Imigração haitiana vira assunto de Estado
DA ENVIADA ESPECIAL A SANTIAGO
Eles são conhecidos como “chiletianos”, e vieram do Haiti ao Chile em várias levas, a princípio fugindo das consequências do terremoto de 2010 e da pobreza. Alguns já tiveram filhos aqui. No início, não eram muitos os que faziam o trajeto, em geral em avião, via República Dominicana. E instalar-se no Chile, se traziam dinheiro, era relativamente fácil, devido à flexibilidade das leis migratórias.
“Cheguei no fim de 2015 com meu irmão. Nós não sabíamos falar espanhol e foi justo no meio do inverno. Tomei um susto com o frio, pensei que não ia aguentar”, conta à Folha, rindo, Baptiste Jeanot, 28, morador do bairro de Quilicura.
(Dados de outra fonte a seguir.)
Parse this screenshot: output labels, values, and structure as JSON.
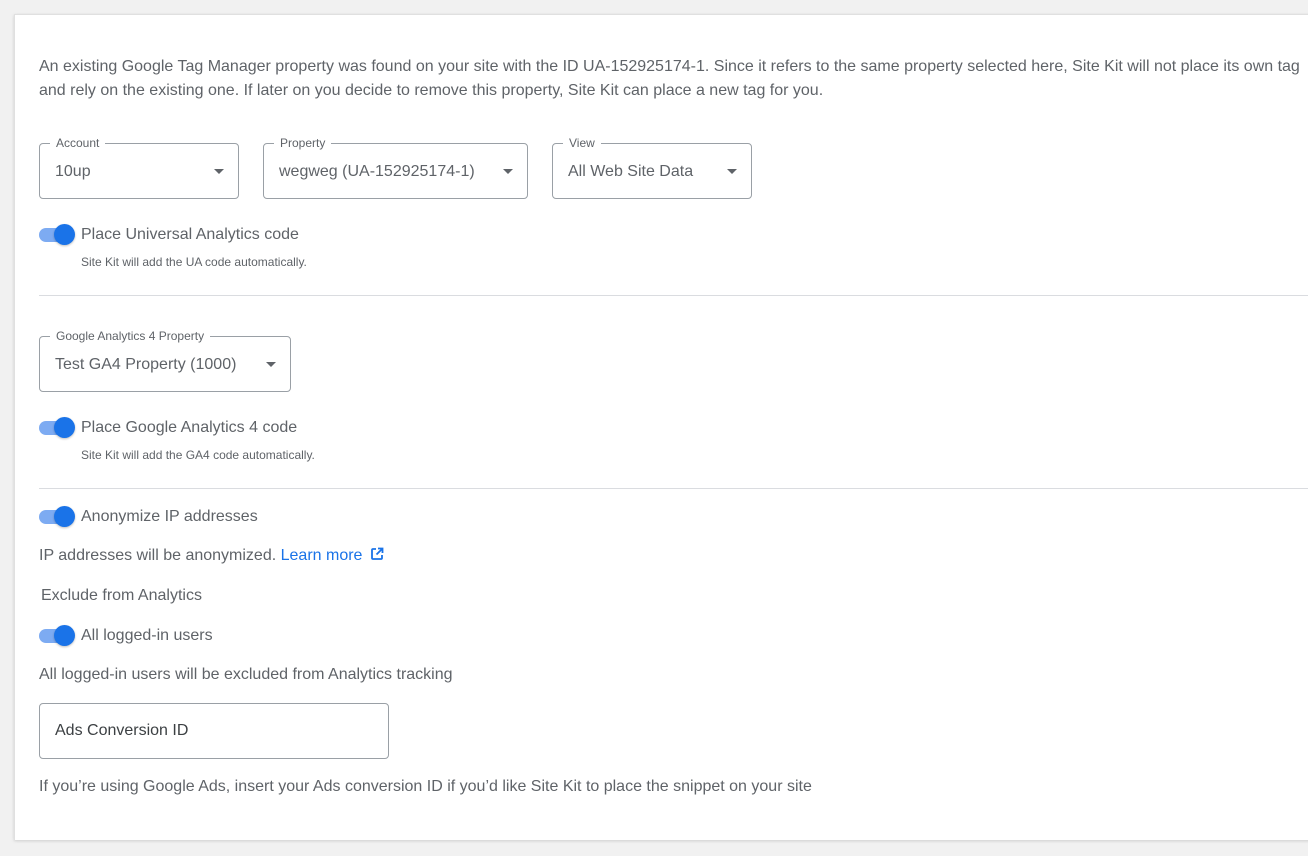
{
  "notice": "An existing Google Tag Manager property was found on your site with the ID UA-152925174-1. Since it refers to the same property selected here, Site Kit will not place its own tag and rely on the existing one. If later on you decide to remove this property, Site Kit can place a new tag for you.",
  "selects": {
    "account": {
      "label": "Account",
      "value": "10up"
    },
    "property": {
      "label": "Property",
      "value": "wegweg (UA-152925174-1)"
    },
    "view": {
      "label": "View",
      "value": "All Web Site Data"
    },
    "ga4_property": {
      "label": "Google Analytics 4 Property",
      "value": "Test GA4 Property (1000)"
    }
  },
  "toggles": {
    "ua_code": {
      "label": "Place Universal Analytics code",
      "help": "Site Kit will add the UA code automatically.",
      "on": true
    },
    "ga4_code": {
      "label": "Place Google Analytics 4 code",
      "help": "Site Kit will add the GA4 code automatically.",
      "on": true
    },
    "anonymize_ip": {
      "label": "Anonymize IP addresses",
      "on": true
    },
    "logged_in_users": {
      "label": "All logged-in users",
      "on": true
    }
  },
  "anonymize": {
    "text": "IP addresses will be anonymized.",
    "link": "Learn more",
    "icon": "external-link-icon"
  },
  "exclude": {
    "heading": "Exclude from Analytics",
    "description": "All logged-in users will be excluded from Analytics tracking"
  },
  "ads": {
    "placeholder": "Ads Conversion ID",
    "helper": "If you’re using Google Ads, insert your Ads conversion ID if you’d like Site Kit to place the snippet on your site"
  },
  "colors": {
    "accent": "#1a73e8",
    "toggle_track": "#7dabf2",
    "text": "#5f6368",
    "background": "#f1f1f1"
  }
}
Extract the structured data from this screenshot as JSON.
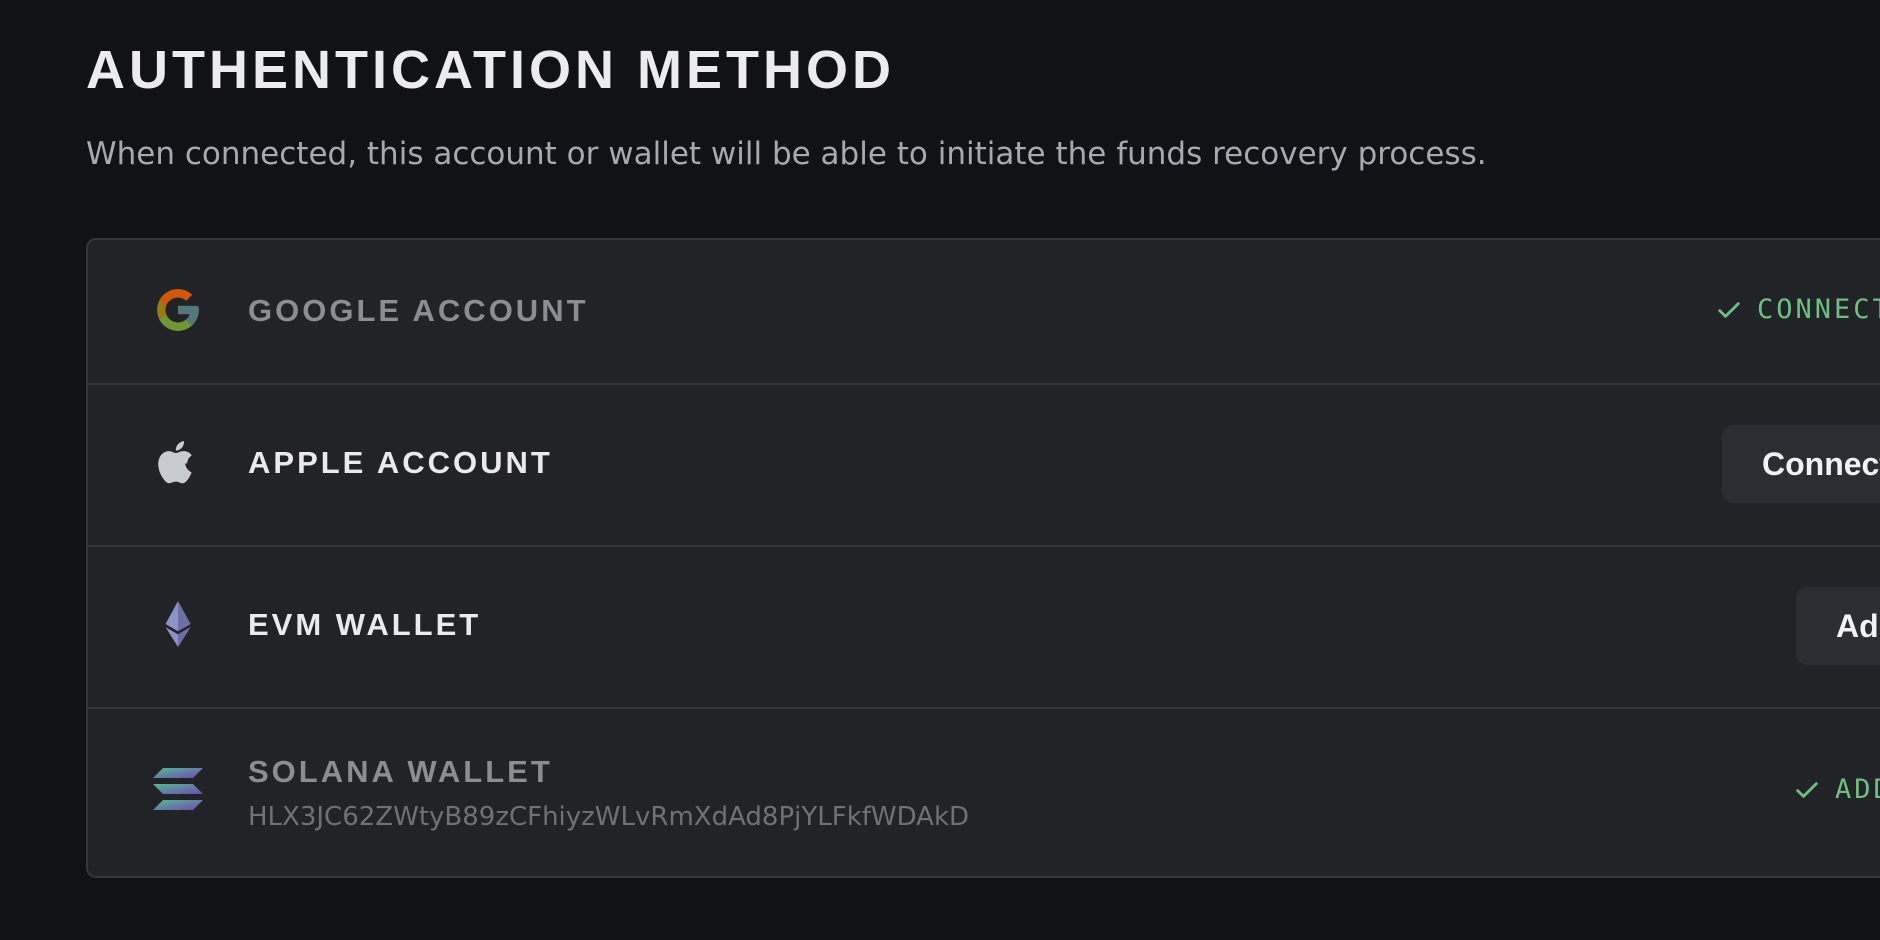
{
  "header": {
    "title": "AUTHENTICATION METHOD",
    "subtitle": "When connected, this account or wallet will be able to initiate the funds recovery process."
  },
  "methods": [
    {
      "label": "GOOGLE ACCOUNT",
      "icon": "google-icon",
      "status": "CONNECTED",
      "status_icon": "check-icon"
    },
    {
      "label": "APPLE ACCOUNT",
      "icon": "apple-icon",
      "action_label": "Connect"
    },
    {
      "label": "EVM WALLET",
      "icon": "ethereum-icon",
      "action_label": "Add"
    },
    {
      "label": "SOLANA WALLET",
      "icon": "solana-icon",
      "address": "HLX3JC62ZWtyB89zCFhiyzWLvRmXdAd8PjYLFkfWDAkD",
      "status": "ADDED",
      "status_icon": "check-icon"
    }
  ],
  "colors": {
    "background": "#111216",
    "card": "#222327",
    "border": "#35363b",
    "success": "#6fbf83",
    "button": "#2c2d32"
  }
}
De uns anos para cá, o lugar se encheu dos novos moradores e passou a ser chamado de “Haitícura”.
Pela lei chilena, quando o imigrante consegue um contrato de trabalho, pode pedir um visto de residência temporária, mesmo tendo entrado como turista.
Essa facilidade, porém, começou a rarear a partir do momento em que a imigração haitiana começou a crescer. Se em 2015, foram 9 mil os que deram entrada no país, em 2016, esse número saltou para 43.898. Em 2017, só até julho já haviam entrado 44.289 haitianos, segundo a última conta do Ministério de Relações Exteriores.
A primeira dificuldade é que já não há tantos postos de trabalho, e a disputa passou a ser acirrada. “Estou trabalhando como gari, mas estudando para ser eletricista”, contou Henri Jufré, que no sábado (18), varria uma rua no bairro nobre de Las Condes.
Segundo, porque empregadores e uma verdadeira máfia de vendedores de contratos de trabalho resolveram ganhar dinheiro com a necessidade burocrática dos haitianos. Segundo a Folha apurou com imigrantes, esses documentos podem custar de US$ 120 a US$ 500, dependendo do empregador ou do vendedor. “Eu não tinha o dinheiro, então pedi um adiantamento para o sujeito que ia me contratar e agora estou pagando com horas extras”, diz Felice Santout, 32, empregada de uma casa noturna.
A terceira dificuldade passou a ser a moradia. Os haitianos buscam bairros humildes, onde já se instalaram conhecidos. Nas casas, o banheiro costuma ser pago à parte e quem não pode cobrir esse custo usa baldes, depois descarregados num córrego. “Não é o ideal, mas estamos guardando dinheiro e sei que vamos conseguir algo melhor”, diz Louis Michel, 42.
A quarta dificuldade é o preconceito. “Pedi emprego em vários escritórios, achei que saber falar francês ajudaria. Mas o chileno não está acostumado com gente de fora, especialmente de cor. Até agora não consegui”, diz Jamile Placide, 27.
Como o número de haitianos que chega só cresce e, desde 2010, apenas 6% retornaram a seu país, o assunto virou uma questão política.
No governo de Michelle Bachelet, entre as promessas que não terminaram de se concretizar estava a de tornar mais ágil a entrada dos haitianos, além de ações para que sua inserção na sociedade e no mercado de trabalho fossem mais fáceis.
Durante a campanha eleitoral, porém, esse foi um tema marginal. Para o centrodireitista Sebastián Piñera, a imigração pode continuar, mas deve haver mais controle na aceitação de imigrantes.
Já Guillier afirma que seguirá a política de Bachelet, ou seja, o país se manterá aberto, mas propõe que se combata a burocracia dos trâmites e de quem se favorece deles.